Diplômée d’Alfort en 1989, Isabelle Goy-Thollot avait obtenu un titre de spécialiste en urgences et soins intensifs, avant de créer en 2000 le service d’urgences et de soins intensifs pour animaux de compagnie (Siamu) de l’École nationale vétérinaire de Lyon, aujourd’hui intégrée à VetAgro Sup. Elle a assuré la direction de ce service leader pendant de nombreuses années, développé et fait rayonner cette discipline nouvelle. Isabelle a été l’une des premières praticiennes hospitalières ingénieures de recherche, ce qui l’a placée au centre de l’activité hospitalière et de la formation clinique des étudiantes et étudiants. Elle s’est logiquement impliquée dans l’internat en médecine et chirurgie des animaux de compagnie.

Si nous connaissions si bien Isabelle, nous, directrices et directeurs, c’est qu’en 2019, alors que les écoles nationales vétérinaires françaises avaient entamé leur rapprochement, un poste de coordinateur avait été créé pour accompagner ce mouvement ; elle a candidaté et a été retenue. L’enjeu était, par des projets concrets, de tisser des liens entre les quatre écoles, de mutualiser des savoir-faire, de faire porter par chaque école des projets communs à toutes.

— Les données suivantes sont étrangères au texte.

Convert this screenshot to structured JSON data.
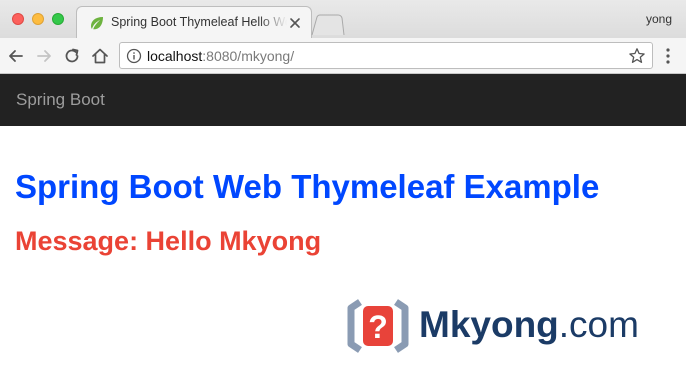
{
  "browser": {
    "tab": {
      "title": "Spring Boot Thymeleaf Hello World Example"
    },
    "profile_name": "yong",
    "address_bar": {
      "url_host": "localhost",
      "url_rest": ":8080/mkyong/"
    }
  },
  "page": {
    "navbar": {
      "brand": "Spring Boot"
    },
    "heading": "Spring Boot Web Thymeleaf Example",
    "message": "Message: Hello Mkyong"
  },
  "watermark": {
    "logo_mark": "?",
    "brand": "Mkyong",
    "domain": ".com"
  },
  "icons": {
    "favicon": "leaf-icon",
    "tab_close": "close-icon",
    "back": "back-arrow-icon",
    "forward": "forward-arrow-icon",
    "reload": "reload-icon",
    "home": "home-icon",
    "site_info": "info-icon",
    "bookmark": "star-icon",
    "menu": "kebab-menu-icon"
  },
  "colors": {
    "heading": "#0047ff",
    "message": "#ea4335",
    "navbar_bg": "#222222",
    "navbar_brand": "#9d9d9d",
    "watermark_text": "#1b3b66",
    "watermark_accent": "#e8433a"
  }
}
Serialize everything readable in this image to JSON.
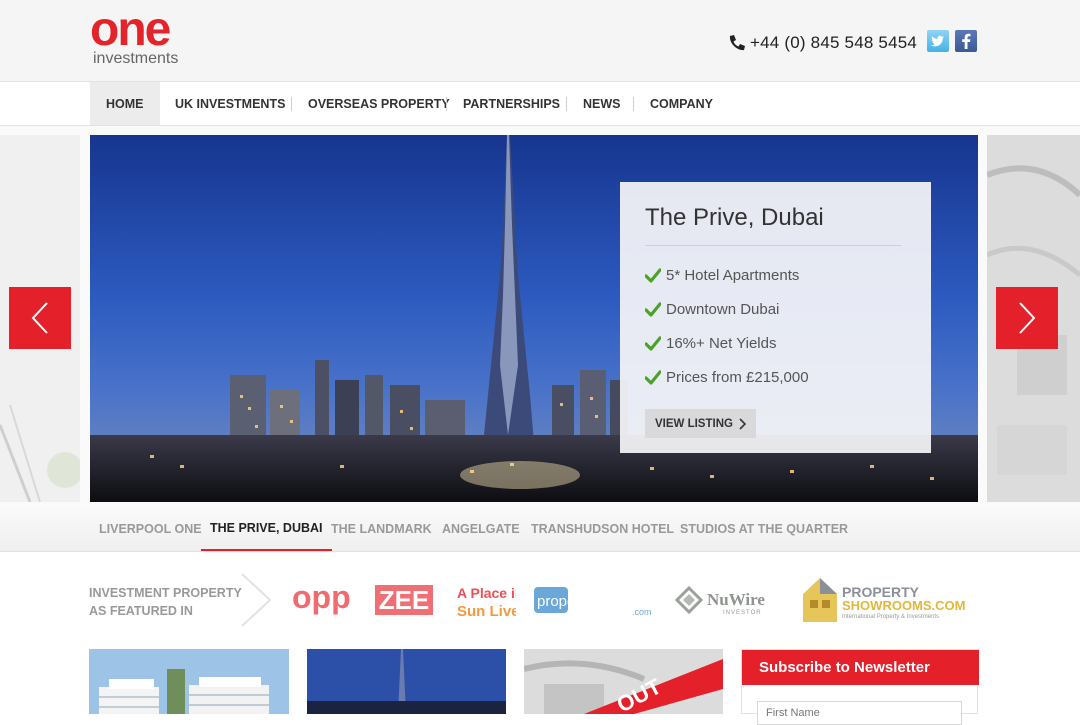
{
  "header": {
    "logo_main": "one",
    "logo_sub": "investments",
    "phone": "+44 (0) 845 548 5454",
    "icons": [
      "phone-icon",
      "twitter-icon",
      "facebook-icon"
    ]
  },
  "nav": {
    "items": [
      "HOME",
      "UK INVESTMENTS",
      "OVERSEAS PROPERTY",
      "PARTNERSHIPS",
      "NEWS",
      "COMPANY"
    ],
    "active": "HOME"
  },
  "slider": {
    "title": "The Prive, Dubai",
    "features": [
      "5* Hotel Apartments",
      "Downtown Dubai",
      "16%+ Net Yields",
      "Prices from £215,000"
    ],
    "button": "VIEW LISTING",
    "tabs": [
      "LIVERPOOL ONE",
      "THE PRIVE, DUBAI",
      "THE LANDMARK",
      "ANGELGATE",
      "TRANSHUDSON HOTEL",
      "STUDIOS AT THE QUARTER"
    ],
    "active_tab": "THE PRIVE, DUBAI"
  },
  "featured": {
    "label_line1": "INVESTMENT PROPERTY",
    "label_line2": "AS FEATURED IN",
    "logos": {
      "opp": "opp",
      "zee": "ZEE",
      "aplace_1": "A Place in",
      "aplace_2": "Sun Live",
      "pa_main": "property-abroad",
      "pa_sub": ".com",
      "nuwire": "NuWire",
      "nuwire_sub": "INVESTOR",
      "ps_1": "PROPERTY",
      "ps_2": "SHOWROOMS.COM",
      "ps_sub": "International Property & Investments"
    }
  },
  "cards": {
    "sold_out": "OUT"
  },
  "newsletter": {
    "title": "Subscribe to Newsletter",
    "first_name_placeholder": "First Name"
  },
  "colors": {
    "brand_red": "#e4202a",
    "text_dark": "#333333",
    "muted": "#999999"
  }
}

C’est ainsi et avec elle qu’est née la marque Écoles nationales vétérinaires de France, qui fédère désormais l’enseignement public vétérinaire français, que le projet d’un système d’information hospitalière, Sirius, a été lancé, que des groupes de travail ont été créés pour mener des partages d’expériences sur des thèmes tels que les centres hospitaliers universitaires vétérinaires, que les services de formation continue se sont rapprochés, que des appels d’offres de recherche clinique ont été lancés, pour ne citer que des exemples visibles.

Quatre ans après, le bilan est que les écoles fonctionnent ensemble. Il n’y a plus de sujet d’importance qui soit abordé isolément par chaque école ; le premier réflexe est désormais de partager, de discuter, d’envisager des convergences, des mutualisations, chaque école prenant la main à tour de rôle sur chaque dossier, en fonction de ses forces et de ses compétences. La tâche n’était pas simple car les écoles entretenaient historiquement une certaine concurrence et, surtout, chaque école a une culture qui lui est propre, ce qui est une caractéristique de l’enseignement supérieur, et qu’on ne doit et ne peut gommer. Tout l’art consistait à se nourrir des différences pour dynamiser l’ensemble.

Isabelle, connaisseuse des écoles, a contribué grandement à ce projet, mettant tout son enthousiasme, son énergie et sa bonne humeur à une tâche aussi complexe que fondamentale. Femme très engagée, très volontaire, elle nous impressionnait d’autant plus qu’elle combattait, dans le même temps, une cruelle maladie.

Ses éclats de rire, ses saillies, son incroyable énergie, son obstination, elle en somme, vont beaucoup nous manquer. À travers elle, c’est une phase pionnière du rapprochement des quatre écoles qui se tourne. Nous lui devons de continuer cette quête qu’elle a si bien animée, dans un contexte si difficile.

Nous pensons à sa famille et à ses proches et voulons leur dire toute notre amitié dans ces moments si pénibles, dire aussi la reconnaissance des écoles nationales vétérinaires de France pour une personnalité si attachante et à laquelle elles savent devoir beaucoup. À nous aussi elle manquera.